Увидев в руках почтальонки серую бумажку, Степанида обмерла, сердце защемило от предчувствия беды, холодный пот проступил на лбу и щеках, ноги ослабли, и чтобы не упасть она ухватилась за калитку. Такие небольшие четвертушки серой бумаги означали одно — отец, сын или брат погиб в бою с фашистами. Осознание, что её муж погиб за правое дело не смягчало горечь утраты. Скомкав в руке роковую бумажку и постояв несколько минут у калитки, она вытерла фартуком слёзы и вернулась в дом. Этот дом они вместе с мужем построили сразу после скромной свадьбы на участке, который выделил им райсовет. По правде сказать, это был не дом, а засыпная халупа, сбитая из досок и покрытая от дождей рубероидом. Посреди халупы возвышалась русская печь, которая делила помещение на кухню и комнату, где стояла две железные кровати, на одной спали родители, на другой старшая дочь и её младший братик. У самой печи на топчане, над которым висела люлька малышки, спал престарелый отец мужа, Степан, который на время отсутствия невестки присматривал за детьми.

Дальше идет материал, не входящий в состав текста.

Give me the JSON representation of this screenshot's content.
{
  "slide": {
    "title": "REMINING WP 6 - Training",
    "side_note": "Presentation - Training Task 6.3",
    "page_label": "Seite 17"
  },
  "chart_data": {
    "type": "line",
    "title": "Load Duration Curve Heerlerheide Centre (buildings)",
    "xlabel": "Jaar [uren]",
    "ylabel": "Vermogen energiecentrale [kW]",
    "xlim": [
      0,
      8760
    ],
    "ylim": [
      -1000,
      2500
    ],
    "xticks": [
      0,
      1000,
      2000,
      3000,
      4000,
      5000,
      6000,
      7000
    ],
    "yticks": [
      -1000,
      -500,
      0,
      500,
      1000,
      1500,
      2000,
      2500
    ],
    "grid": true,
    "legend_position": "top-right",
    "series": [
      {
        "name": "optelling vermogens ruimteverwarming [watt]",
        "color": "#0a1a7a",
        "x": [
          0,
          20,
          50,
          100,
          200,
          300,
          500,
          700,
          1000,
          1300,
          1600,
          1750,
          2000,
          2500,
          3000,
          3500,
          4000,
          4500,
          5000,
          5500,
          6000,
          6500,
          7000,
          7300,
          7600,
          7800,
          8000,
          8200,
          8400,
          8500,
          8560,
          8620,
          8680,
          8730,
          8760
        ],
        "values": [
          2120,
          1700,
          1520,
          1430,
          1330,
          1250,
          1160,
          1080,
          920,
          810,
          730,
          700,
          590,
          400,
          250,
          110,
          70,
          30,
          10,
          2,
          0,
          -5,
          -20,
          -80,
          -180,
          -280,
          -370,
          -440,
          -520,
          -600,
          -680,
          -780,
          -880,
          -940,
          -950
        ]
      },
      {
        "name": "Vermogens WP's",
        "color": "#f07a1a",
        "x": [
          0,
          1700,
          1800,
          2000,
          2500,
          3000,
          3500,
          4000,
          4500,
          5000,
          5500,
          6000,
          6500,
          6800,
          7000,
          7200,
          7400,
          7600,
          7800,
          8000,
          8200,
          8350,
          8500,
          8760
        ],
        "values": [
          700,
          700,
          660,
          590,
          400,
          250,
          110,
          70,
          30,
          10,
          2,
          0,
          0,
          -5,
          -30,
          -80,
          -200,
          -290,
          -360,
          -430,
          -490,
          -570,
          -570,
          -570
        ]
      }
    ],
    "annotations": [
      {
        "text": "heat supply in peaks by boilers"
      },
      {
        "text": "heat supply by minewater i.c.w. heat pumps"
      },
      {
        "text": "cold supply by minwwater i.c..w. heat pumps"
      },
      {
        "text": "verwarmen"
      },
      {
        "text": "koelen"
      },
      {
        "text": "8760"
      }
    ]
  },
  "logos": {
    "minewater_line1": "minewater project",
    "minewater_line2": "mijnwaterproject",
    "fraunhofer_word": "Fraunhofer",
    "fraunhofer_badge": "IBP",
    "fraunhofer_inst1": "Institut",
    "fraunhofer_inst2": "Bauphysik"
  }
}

Теперь она одна должна была вырастить троих детей, двое из которых были совсем крохами — Стёпке шёл четвёртый год, Насте год, третья двенадцатилетняя дочь Дуся была её помощницей по дому и в огороде. Собственно, если бы не огород они уже давно бы померли от голода. Картошки, квашенной капусты морковки и свёклы им хватало до апреля. Весной, когда сходил с полей снег, Степанида с Дусей отправлялись на ближайшее картофельное колхозное поле в поисках остатков прошлогоднего урожая. В раскисшей от избытка воды холодной земле они отыскивали перемёрзшие за зиму картофельные клубни, из которых пекли драники. В мае, когда очнувшаяся от зимней спячки земля расцветала, Степанида с Дусей шли за город и вдоль дороги рвали лебеду из которой варили суп, а осенью собирали калину, черёмуху и грибы — тем и питались всю зиму.
Протопив с утра печь и собираясь на работу Степанида укладывала малышей на теплые полати, разжёвывала ржаной хлеб, обёртывала жвачку в марлю и засовывала в рот малышам.
— Мамочка я хлебушка хочу, — выплёвывая жвачку изо рта, заплакал Стёпка.
— Потерпи, мой хороший, вот схожу на работу и принесу тебе хлебушек.
— А ты скоро придёшь?
— Скоро, очень скоро, а пока ты поспи, поспи, милый, да присмотри за малышкой пока Дуся в школе будет и за дедушкой тоже присмотри, он совсем хворый, а ты у меня мужчина, старший в семье, — прижимая к себе и утирая слёзы, давала наказ Степанида.
— Мамочка, а у меня вон какой животик, — подняв подол рубахи, вдруг заявил Стёпка.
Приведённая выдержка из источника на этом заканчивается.